A dinâmica de poder do mundo mudou significativamente desde então, ou pelo menos meu lugar nela mudou.
Será que mudou? Pensei, de repente incerto. Meu crescimento e sucesso eram apenas mais uma dança na melodia de Kezess e Agrona, ou havia algo mais nisso?
‘É o Destinoooooo…’ Regis interveio de repente, a palavra estendida como se fosse pronunciada por uma aparição fantasmagórica.
Não, pensei firmemente. É minha, minha própria ação, minha própria força. Meu controle sobre o éter—e meu status como um mago quadra-elementar antes disso—não era alguma maquinação de deuses ou destino ou qualquer outra coisa. Eu trabalhei para alcançar isso, construí minha força de uma maneira que talvez ninguém mais neste mundo pudesse, eu…

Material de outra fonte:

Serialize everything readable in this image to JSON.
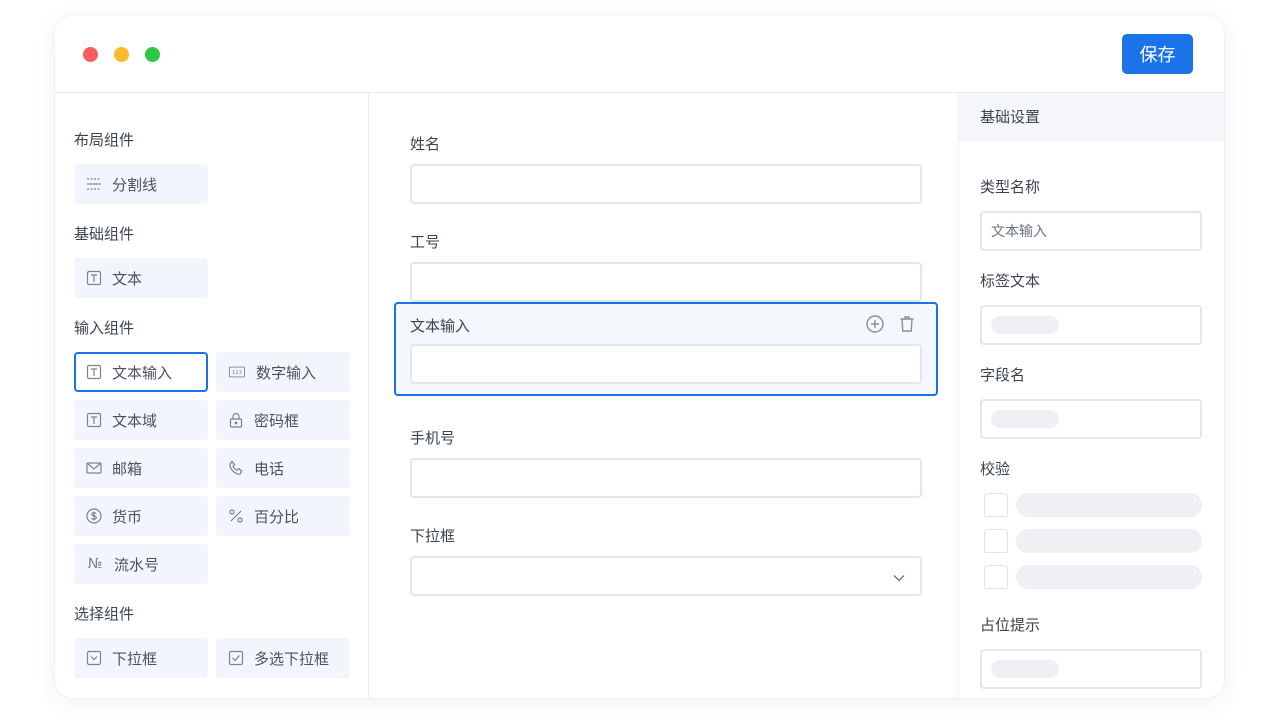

Parando, eu considerei meus próprios pensamentos. Eu só fui capaz de utilizar todos os quatro elementos porque fui reencarnado com as memórias da minha vida anterior intactas. E embora tenha sido minha própria força de vontade que forjou o núcleo de éter, eu ainda não sabia realmente como eu tinha acabado nas Relictombs em primeiro lugar. Olhando para isso dessa forma, era difícil negar qualquer influência de algum poder além do meu controle, até mesmo do destino…
Regis me deu o equivalente mental de um aceno de apreciação. ‘Bem dito. Embora, você tenha tido uma estrutura de apoio bastante boa, o que permitiu que você tirasse o máximo de suas habilidades naturais e das oportunidades apresentadas a você. Por exemplo—’
Eu sei, pensei, segurando um pequeno sorriso. Eu nunca fiquei sem propósito, e grande parte disso veio das pessoas ao meu redor—minha família.
‘Ah, ah, que modesto,’ Regis pensou de volta, lendo a intenção por trás das minhas palavras tão facilmente quanto ouvir as palavras em si.
Seris se mexeu contra minhas costas, ficando tensa por um momento. “Mas agora, Arthur, sou eu que preciso da sua ajuda. Porque eu decidi o que meu povo fará em seguida.”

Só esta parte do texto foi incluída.